Search code examples
pythonstringunicode

How to convert a list of bytes (Unicode) to a Python string?


I have a list of bytes (8-bit bytes, or in C/C++ language they form a wchar_t type string), they form a Unicode string (byte by byte). How to convert those values into a Python string? I tried a few things, but none could join those 2 bytes into 1 character and build an entire string from it. Thank you.


Solution

  • Converting a sequence of bytes to a Unicode string is done by calling the decode() method on that str (in Python 2.x) or bytes (Python 3.x) object.

    If you actually have a list of bytes, then, to get this object, you can use ''.join(bytelist) or b''.join(bytelist).

    You need to specify the encoding that was used to encode the original Unicode string.
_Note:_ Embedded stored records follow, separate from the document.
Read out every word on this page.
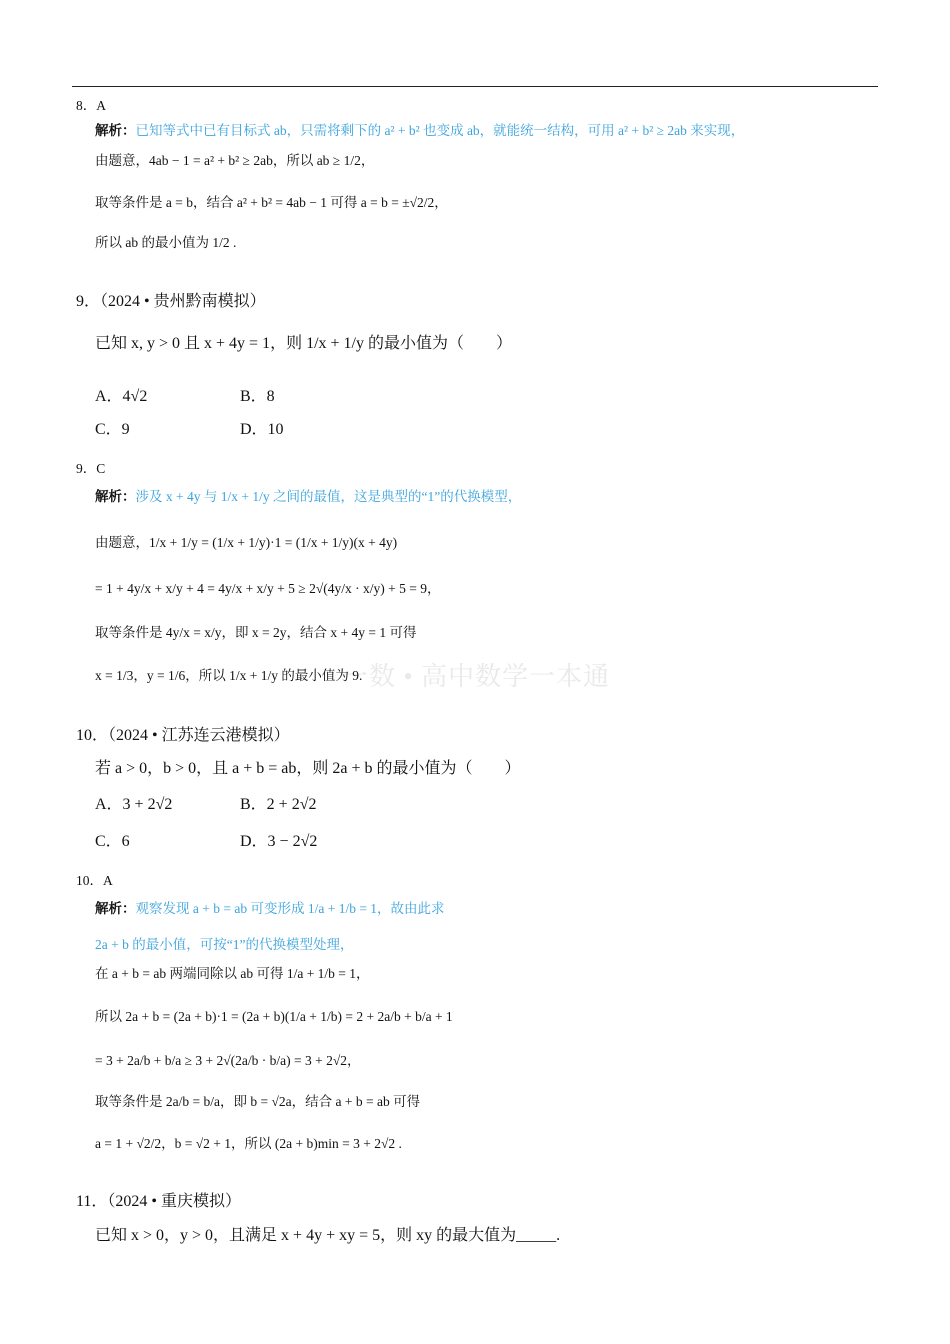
一数 • 高中数学一本通
8．A
解析：已知等式中已有目标式 ab，只需将剩下的 a² + b² 也变成 ab，就能统一结构，可用 a² + b² ≥ 2ab 来实现，
由题意，4ab − 1 = a² + b² ≥ 2ab，所以 ab ≥ 1/2，
取等条件是 a = b，结合 a² + b² = 4ab − 1 可得 a = b = ±√2/2，
所以 ab 的最小值为 1/2 .
9．（2024 • 贵州黔南模拟）
已知 x, y > 0 且 x + 4y = 1，则 1/x + 1/y 的最小值为（　　）
A．4√2	B．8
C．9	D．10
9．C
解析：涉及 x + 4y 与 1/x + 1/y 之间的最值，这是典型的“1”的代换模型，
由题意，1/x + 1/y = (1/x + 1/y)·1 = (1/x + 1/y)(x + 4y)
= 1 + 4y/x + x/y + 4 = 4y/x + x/y + 5 ≥ 2√(4y/x · x/y) + 5 = 9，
取等条件是 4y/x = x/y，即 x = 2y，结合 x + 4y = 1 可得
x = 1/3，y = 1/6，所以 1/x + 1/y 的最小值为 9.
10．（2024 • 江苏连云港模拟）
若 a > 0，b > 0，且 a + b = ab，则 2a + b 的最小值为（　　）
A．3 + 2√2	B．2 + 2√2
C．6	D．3 − 2√2
10．A
解析：观察发现 a + b = ab 可变形成 1/a + 1/b = 1，故由此求
2a + b 的最小值，可按“1”的代换模型处理，
在 a + b = ab 两端同除以 ab 可得 1/a + 1/b = 1，
所以 2a + b = (2a + b)·1 = (2a + b)(1/a + 1/b) = 2 + 2a/b + b/a + 1
= 3 + 2a/b + b/a ≥ 3 + 2√(2a/b · b/a) = 3 + 2√2，
取等条件是 2a/b = b/a，即 b = √2a，结合 a + b = ab 可得
a = 1 + √2/2，b = √2 + 1，所以 (2a + b)min = 3 + 2√2 .
11．（2024 • 重庆模拟）
已知 x > 0，y > 0，且满足 x + 4y + xy = 5，则 xy 的最大值为_____.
    However, the term "Python string" is a bit ambiguous and also version-dependent. The Python str type stands for a byte string in Python 2.x and a Unicode string in Python 3.x. So, in Python 2, just doing ''.join(bytelist) will give you a str object.

    Demo for Python 2:

    In [1]: 'тест'
    Out[1]: '\xd1\x82\xd0\xb5\xd1\x81\xd1\x82'
    
    In [2]: bytelist = ['\xd1', '\x82', '\xd0', '\xb5', '\xd1', '\x81', '\xd1', '\x82']
    
    In [3]: ''.join(bytelist).decode('utf-8')
    Out[3]: u'\u0442\u0435\u0441\u0442'
    
    In [4]: print ''.join(bytelist).decode('utf-8') # encodes to the terminal encoding
    тест
    
    In [5]: ''.join(bytelist) == 'тест'
    Out[5]: True